Uma estatística fundamental utilizada para justificar políticas agrícolas e orientar a investigação científica durante mais de meio século está agora sob escrutínio. Um estudo recente publicado no PNAS Nexus revela que a afirmação de que a agricultura de irrigação produz 40% das culturas globais e consome 70% dos recursos de água doce baseia-se em evidências duvidosas, propagadas em grande parte através de boatos e não de análises rigorosas de dados.
Esta estatística amplamente citada permeou mais de 3.500 documentos, desde documentos de investigação a resumos de políticas, moldando discussões globais em torno da segurança alimentar e da gestão da água durante décadas. No entanto, as origens e a validade destes números permaneceram indefinidas até agora. Os investigadores da Universidade de Birmingham que conduziram este novo estudo descobriram que surpreendentes 98,5% dos documentos que fazem referência a estas percentagens não fornecem dados originais para as apoiar.

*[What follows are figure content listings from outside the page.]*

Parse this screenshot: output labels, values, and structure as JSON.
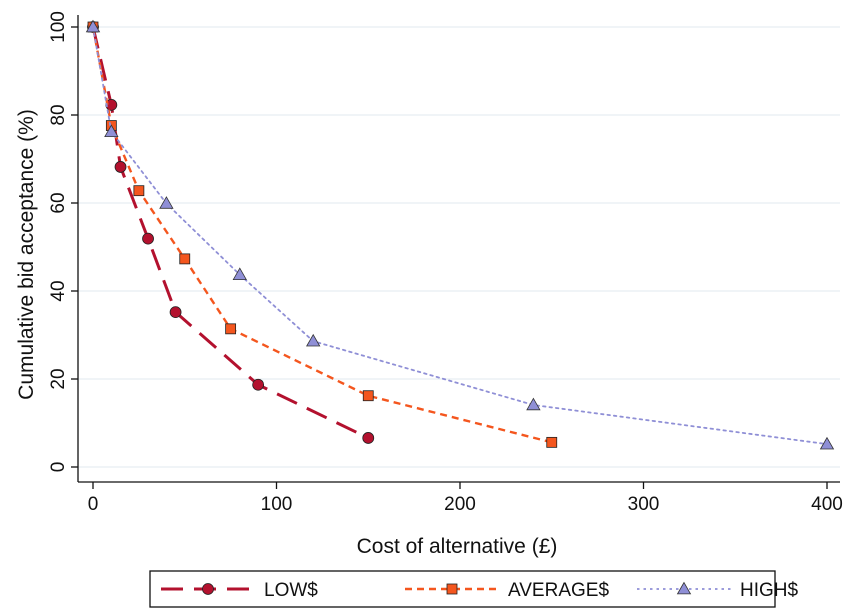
{
  "chart_data": {
    "type": "line",
    "title": "",
    "xlabel": "Cost of alternative (£)",
    "ylabel": "Cumulative bid acceptance (%)",
    "xlim": [
      0,
      400
    ],
    "ylim": [
      0,
      100
    ],
    "x_ticks": [
      0,
      100,
      200,
      300,
      400
    ],
    "y_ticks": [
      0,
      20,
      40,
      60,
      80,
      100
    ],
    "grid": "horizontal",
    "legend_position": "bottom",
    "series": [
      {
        "name": "LOW$",
        "color": "#b3112e",
        "line_style": "long-dash",
        "marker": "circle",
        "points": [
          [
            0,
            100
          ],
          [
            10,
            82.3
          ],
          [
            15,
            68.2
          ],
          [
            30,
            51.9
          ],
          [
            45,
            35.2
          ],
          [
            90,
            18.7
          ],
          [
            150,
            6.6
          ]
        ]
      },
      {
        "name": "AVERAGE$",
        "color": "#f4561e",
        "line_style": "short-dash",
        "marker": "square",
        "points": [
          [
            0,
            100
          ],
          [
            10,
            77.6
          ],
          [
            25,
            62.8
          ],
          [
            50,
            47.3
          ],
          [
            75,
            31.4
          ],
          [
            150,
            16.2
          ],
          [
            250,
            5.6
          ]
        ]
      },
      {
        "name": "HIGH$",
        "color": "#8f8fd6",
        "line_style": "dot",
        "marker": "triangle",
        "points": [
          [
            0,
            100
          ],
          [
            10,
            76.2
          ],
          [
            40,
            59.9
          ],
          [
            80,
            43.7
          ],
          [
            120,
            28.6
          ],
          [
            240,
            14.1
          ],
          [
            400,
            5.2
          ]
        ]
      }
    ]
  }
}
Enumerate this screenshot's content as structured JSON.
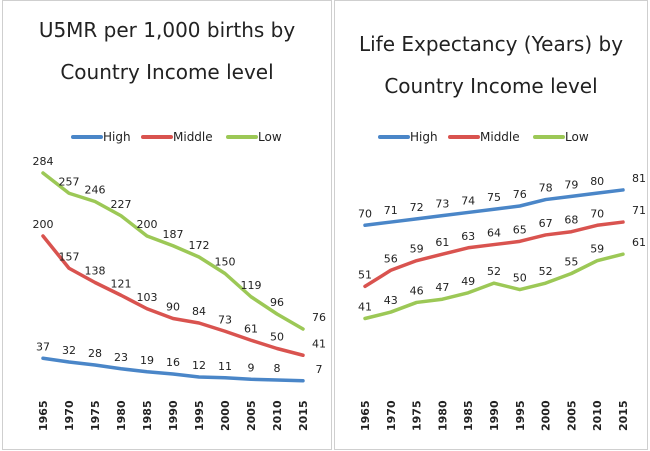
{
  "chart_data": [
    {
      "type": "line",
      "title_lines": [
        "U5MR per 1,000 births by",
        "Country Income level"
      ],
      "x": [
        "1965",
        "1970",
        "1975",
        "1980",
        "1985",
        "1990",
        "1995",
        "2000",
        "2005",
        "2010",
        "2015"
      ],
      "ylim": [
        0,
        300
      ],
      "grid": false,
      "legend_position": "top",
      "series": [
        {
          "name": "High",
          "color": "#4a86c8",
          "values": [
            37,
            32,
            28,
            23,
            19,
            16,
            12,
            11,
            9,
            8,
            7
          ]
        },
        {
          "name": "Middle",
          "color": "#d9534f",
          "values": [
            200,
            157,
            138,
            121,
            103,
            90,
            84,
            73,
            61,
            50,
            41
          ]
        },
        {
          "name": "Low",
          "color": "#9cc856",
          "values": [
            284,
            257,
            246,
            227,
            200,
            187,
            172,
            150,
            119,
            96,
            76
          ]
        }
      ]
    },
    {
      "type": "line",
      "title_lines": [
        "Life Expectancy (Years) by",
        "Country Income level"
      ],
      "x": [
        "1965",
        "1970",
        "1975",
        "1980",
        "1985",
        "1990",
        "1995",
        "2000",
        "2005",
        "2010",
        "2015"
      ],
      "ylim": [
        0,
        100
      ],
      "grid": false,
      "legend_position": "top",
      "series": [
        {
          "name": "High",
          "color": "#4a86c8",
          "values": [
            70,
            71,
            72,
            73,
            74,
            75,
            76,
            78,
            79,
            80,
            81
          ]
        },
        {
          "name": "Middle",
          "color": "#d9534f",
          "values": [
            51,
            56,
            59,
            61,
            63,
            64,
            65,
            67,
            68,
            70,
            71
          ]
        },
        {
          "name": "Low",
          "color": "#9cc856",
          "values": [
            41,
            43,
            46,
            47,
            49,
            52,
            50,
            52,
            55,
            59,
            61
          ]
        }
      ]
    }
  ]
}
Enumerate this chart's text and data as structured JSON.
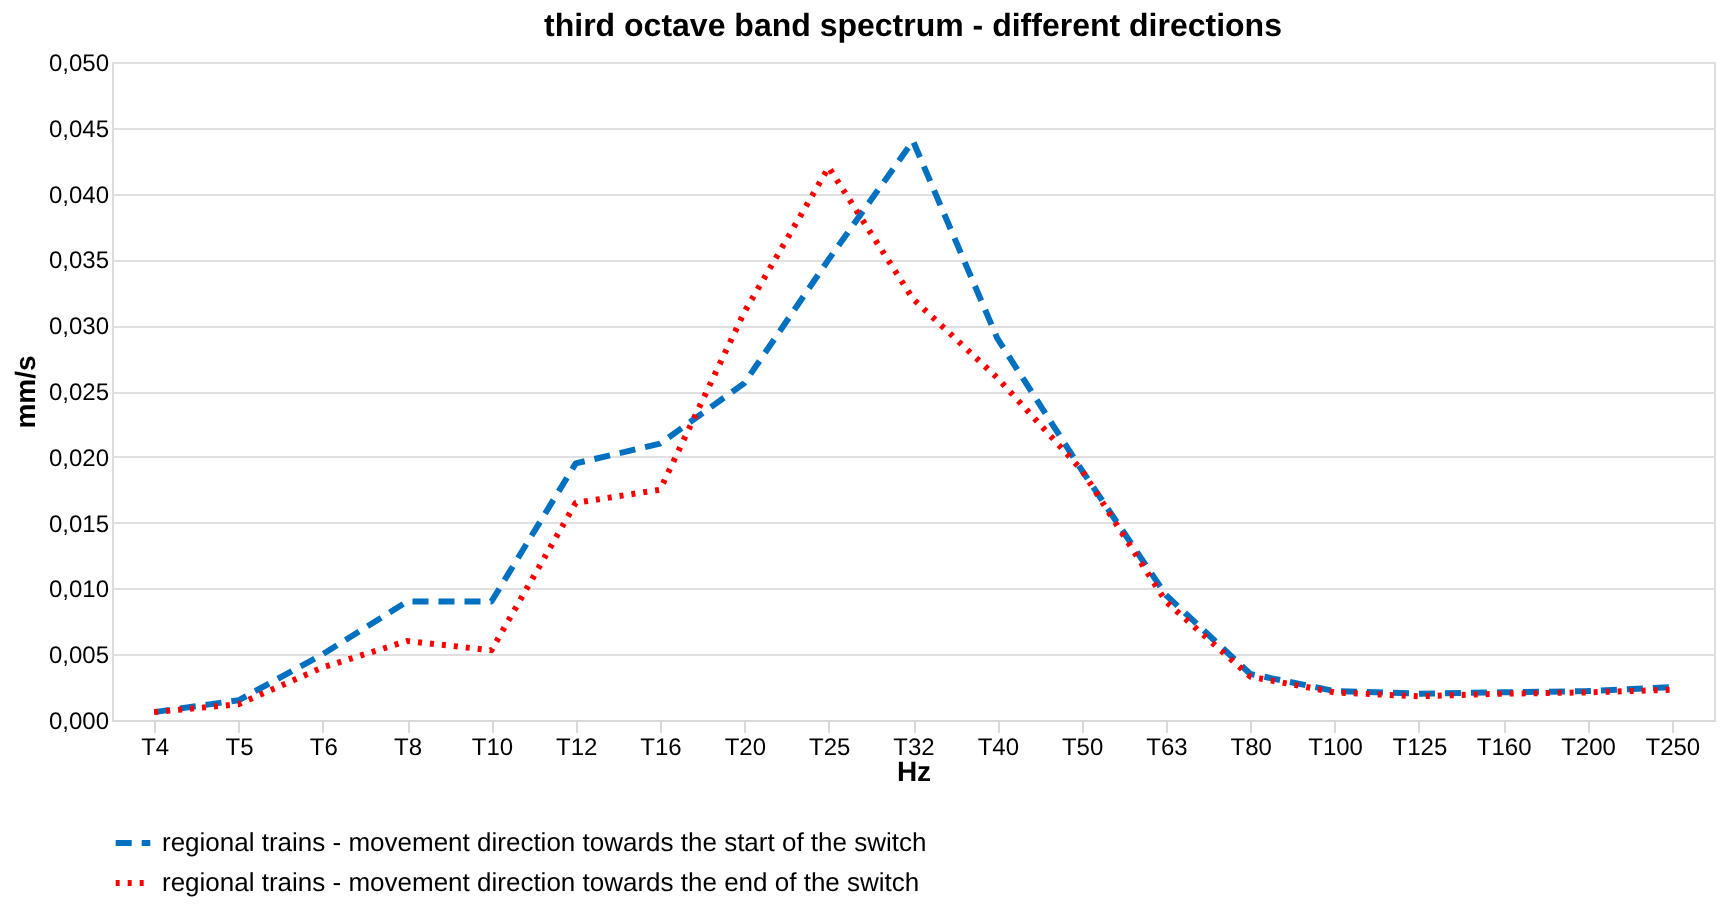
{
  "chart_data": {
    "type": "line",
    "title": "third octave band spectrum - different directions",
    "xlabel": "Hz",
    "ylabel": "mm/s",
    "categories": [
      "T4",
      "T5",
      "T6",
      "T8",
      "T10",
      "T12",
      "T16",
      "T20",
      "T25",
      "T32",
      "T40",
      "T50",
      "T63",
      "T80",
      "T100",
      "T125",
      "T160",
      "T200",
      "T250"
    ],
    "series": [
      {
        "name": "regional trains - movement direction towards the start of the switch",
        "color": "#0070c0",
        "line_style": "dashed",
        "values": [
          0.0006,
          0.0015,
          0.005,
          0.009,
          0.009,
          0.0195,
          0.021,
          0.0256,
          0.035,
          0.044,
          0.029,
          0.019,
          0.0095,
          0.0035,
          0.0022,
          0.002,
          0.0021,
          0.0022,
          0.0025
        ]
      },
      {
        "name": "regional trains - movement direction towards the end of the switch",
        "color": "#ff0000",
        "line_style": "dotted",
        "values": [
          0.0006,
          0.0012,
          0.004,
          0.006,
          0.0053,
          0.0165,
          0.0175,
          0.031,
          0.042,
          0.032,
          0.026,
          0.019,
          0.009,
          0.0033,
          0.0021,
          0.0018,
          0.002,
          0.0021,
          0.0023
        ]
      }
    ],
    "ylim": [
      0,
      0.05
    ],
    "yticks": [
      {
        "value": 0,
        "label": "0,000"
      },
      {
        "value": 0.005,
        "label": "0,005"
      },
      {
        "value": 0.01,
        "label": "0,010"
      },
      {
        "value": 0.015,
        "label": "0,015"
      },
      {
        "value": 0.02,
        "label": "0,020"
      },
      {
        "value": 0.025,
        "label": "0,025"
      },
      {
        "value": 0.03,
        "label": "0,030"
      },
      {
        "value": 0.035,
        "label": "0,035"
      },
      {
        "value": 0.04,
        "label": "0,040"
      },
      {
        "value": 0.045,
        "label": "0,045"
      },
      {
        "value": 0.05,
        "label": "0,050"
      }
    ],
    "grid": "y",
    "legend": "bottom",
    "marker": "none"
  }
}
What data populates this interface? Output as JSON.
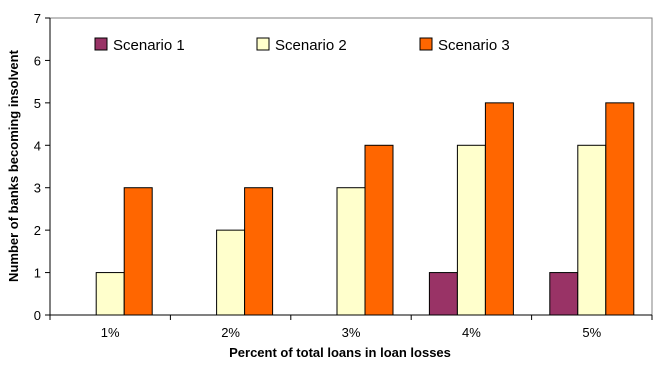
{
  "chart_data": {
    "type": "bar",
    "categories": [
      "1%",
      "2%",
      "3%",
      "4%",
      "5%"
    ],
    "series": [
      {
        "name": "Scenario 1",
        "values": [
          0,
          0,
          0,
          1,
          1
        ],
        "color": "#993366"
      },
      {
        "name": "Scenario 2",
        "values": [
          1,
          2,
          3,
          4,
          4
        ],
        "color": "#FFFFCC"
      },
      {
        "name": "Scenario 3",
        "values": [
          3,
          3,
          4,
          5,
          5
        ],
        "color": "#FF6600"
      }
    ],
    "title": "",
    "xlabel": "Percent of total loans in loan losses",
    "ylabel": "Number of banks becoming insolvent",
    "ylim": [
      0,
      7
    ],
    "yticks": [
      0,
      1,
      2,
      3,
      4,
      5,
      6,
      7
    ],
    "grid": false,
    "legend": "top"
  }
}
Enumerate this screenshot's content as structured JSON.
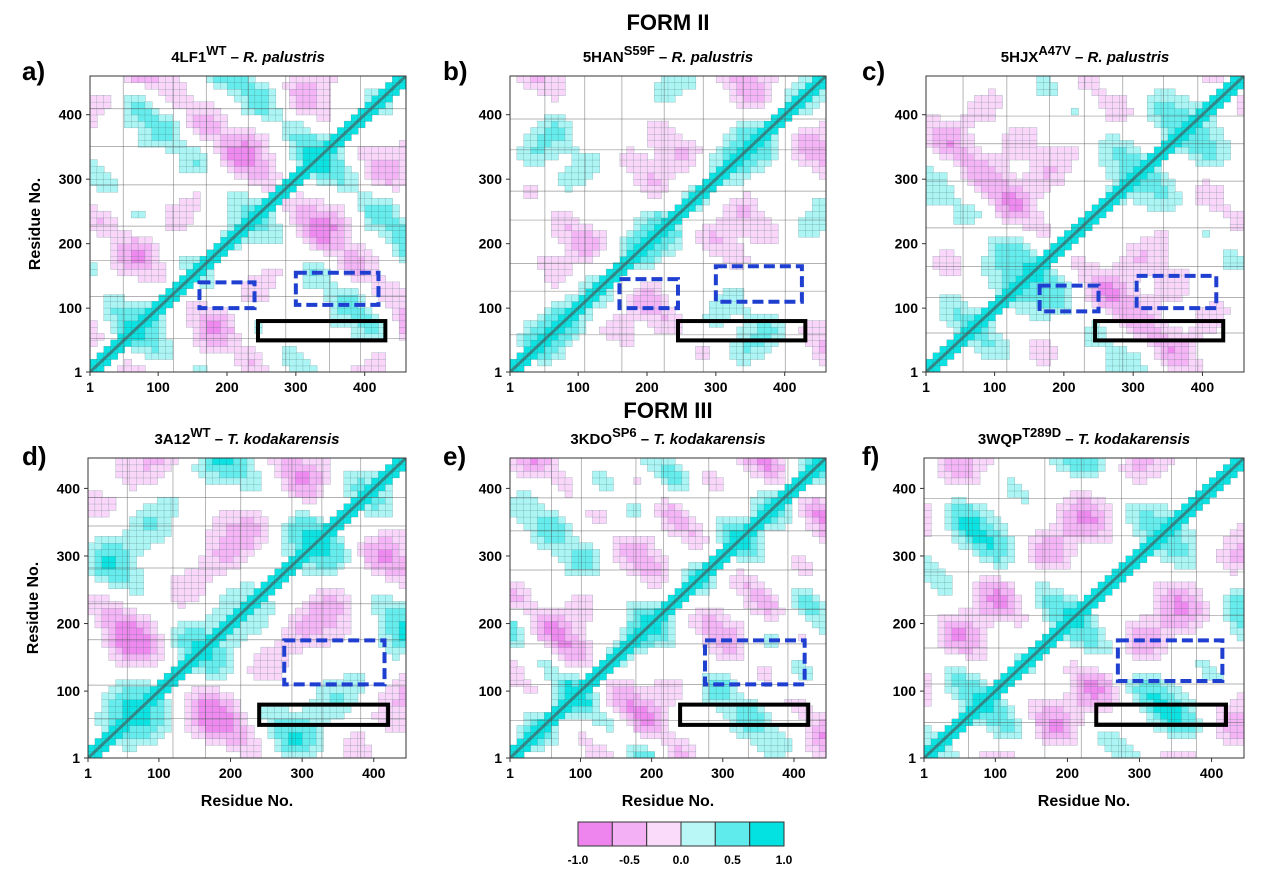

Muitos simplesmente citam trabalhos anteriores sem verificar as informações originais ou mesmo mencionar explicitamente os números 40:70.
Arnald Puy, autor principal do estudo e professor associado da Universidade de Birmingham, explicou que esta dependência generalizada de afirmações não verificadas pode resultar da sua simplicidade e impacto emocional. “Os números são facilmente digeríveis, transmitindo uma imagem clara de questões complexas”, disse o Dr. Puy. “Mas os desafios do mundo real no equilíbrio entre a produção de alimentos e o uso da água desafiam frequentemente essas representações simplificadas.”
Papel da irrigação: mais nuances do que os números sugerem
Além disso, o estudo expõe uma variabilidade significativa nos dados actuais relativamente ao impacto da irrigação na segurança alimentar e no consumo de água. As estimativas colocam a percentagem de culturas globais atribuíveis à irrigação entre 18% e 50%, enquanto a sua quota de retirada de água doce cai dentro de uma ampla faixa de 45% a 90%. Estas são consideradas estimativas conservadoras, o que significa que os números reais podem flutuar ainda mais amplamente.
Seth N. Linga, Ph.D. Um investigador da Universidade de Birmingham e co-autor do estudo sublinhou esta ambiguidade: “Os dados pintam um quadro contraditório. A irrigação pode ser vista como minimamente significativa para a produção global de alimentos ou absolutamente crucial; pode ser incrivelmente ineficiente em termos de água ou notavelmente eficiente”.
Esta falta de clareza tem implicações críticas à medida que os líderes mundiais se reúnem para a COP30 no Brasil para discutir desafios ambientais prementes. O Dr. Puy argumenta que este escrutínio renovado com base em pressupostos de longa data sobre a irrigação é oportuno e vital. “É essencial que examinemos criticamente os dados que sustentam as decisões políticas relativas à segurança alimentar, especialmente no que diz respeito ao uso da água”, enfatiza.
O estudo pede maior transparência e rigor na quantificação do papel da irrigação na agricultura global. No futuro, tanto os decisores políticos como os investigadores devem exigir evidências mais robustas para informar as decisões sobre recursos vitais como a água, garantindo que sejam efetivamente atribuídos para satisfazer as necessidades alimentares e os objetivos de sustentabilidade ambiental.